Pois bem. Foi em 1911, tempo dos cabelos compridos e dos
espartilhos, das valsas em primeira audição e do busto unilateral de Mata Hari,
que nasceu o Flamengo. Em tempo retifico: - nasceu a seção terrestre do
Flamengo. De fato, o clube de regatas já existia, já começava a tecer a sua
camoniana tradição náutica. Em 1911, aconteceu uma briga no Fluminense. Discute
daqui, dali, e é possível que tenha havido tapa, nome feio, o diabo. Conclusão:
- cindiu-se o Fluminense e a dissidência, ainda esbravejante, ainda ululante,
foi fundar, no Flamengo de regatas, o Flamengo de futebol.
Naquele tempo tudo era diferente.
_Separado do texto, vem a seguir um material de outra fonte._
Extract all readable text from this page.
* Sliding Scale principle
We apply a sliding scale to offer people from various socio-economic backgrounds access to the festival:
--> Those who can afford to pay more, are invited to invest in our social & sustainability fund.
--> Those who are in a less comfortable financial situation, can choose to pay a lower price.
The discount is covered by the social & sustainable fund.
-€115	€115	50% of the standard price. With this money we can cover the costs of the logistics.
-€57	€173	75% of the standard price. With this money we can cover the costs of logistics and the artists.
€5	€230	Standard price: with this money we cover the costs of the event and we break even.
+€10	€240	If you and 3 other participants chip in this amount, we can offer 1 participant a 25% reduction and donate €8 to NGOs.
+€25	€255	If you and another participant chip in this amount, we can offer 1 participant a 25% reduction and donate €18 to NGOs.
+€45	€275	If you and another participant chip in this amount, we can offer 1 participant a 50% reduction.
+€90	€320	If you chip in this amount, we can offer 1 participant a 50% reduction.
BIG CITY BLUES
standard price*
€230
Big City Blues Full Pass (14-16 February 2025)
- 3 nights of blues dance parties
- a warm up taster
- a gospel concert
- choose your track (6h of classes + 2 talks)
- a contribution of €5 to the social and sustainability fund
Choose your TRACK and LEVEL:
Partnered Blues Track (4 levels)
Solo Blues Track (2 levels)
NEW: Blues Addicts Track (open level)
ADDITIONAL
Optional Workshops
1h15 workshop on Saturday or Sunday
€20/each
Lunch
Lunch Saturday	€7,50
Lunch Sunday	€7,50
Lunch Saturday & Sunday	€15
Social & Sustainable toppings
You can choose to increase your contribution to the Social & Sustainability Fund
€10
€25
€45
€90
Por exemplo: - a torcida
tinha uma ênfase, uma grandiloquência de ópera. E acontecia esta coisa sublime:
- quando havia um gol, as mulheres rolavam em ataques. Eis o que empobrece
liricamente o futebol atual: - a inexistência do histerismo feminino. Difícil,
muito difícil, achar-se uma torcedora histérica. Por sua vez, os homens torciam
como espanhóis de anedota. E os jogadores? Ah, os jogadores! A bola tinha uma
importância relativa ou nula. Quantas vezes o craque esquecia a pelota e saía
em frente, ceifando, dizimando, assassinando canelas, rins, tóraces e baços
adversários? Hoje, o homem está muito desvirilizado e já não aceita a
ferocidade dos velhos tempos. Mas raciocinemos: - em 1911, ninguém bebia um
copo d’água sem paixão.
Passou-se. E o Flamengo joga, hoje, com a mesma alma de 1911.
Admite, é claro, as convenções disciplinares que o futebol moderno exige. Mas o
comportamento interior, a gana, a garra, o élan são perfeitamente inatuais. Essa
fixação no tempo explica a tremenda força rubro-negra. Note-se: - não se trata
de um fenômeno apenas do jogador. Mas do torcedor também. Aliás, time e torcida
completam-se numa integração definitiva. O adepto de qualquer outro clube
recebe um gol, uma derrota, com uma tristeza maior ou menor, que não afeta as
raízes do ser. O torcedor rubro-negro, não. Se entra um gol adversário, ele se
crispa, ele arqueja, ele vidra os olhos, ele agoniza, ele sangra como um César
apunhalado. Também é de 1911, da mentalidade anterior à Primeira Grande Guerra,
o amor às cores do clube. Para qualquer um, a camisa vale tanto quanto uma
gravata. Não para o Flamengo. Para o Flamengo, a camisa é tudo. Já tem
acontecido várias vezes o seguinte: - quando o time não dá nada, a camisa é
içada, desfraldada, por invisíveis mãos. Adversários, juízes, bandeirinhas
tremem então, intimidados, acovardados, batidos. Há de chegar talvez o dia em
que o Flamengo não precisará de jogadores, nem de técnicos, nem de nada.
Bastará a camisa, aberta no arco. E diante do furor impotente do adversário, a
camisa rubro-negra será uma bastilha inexpugnável.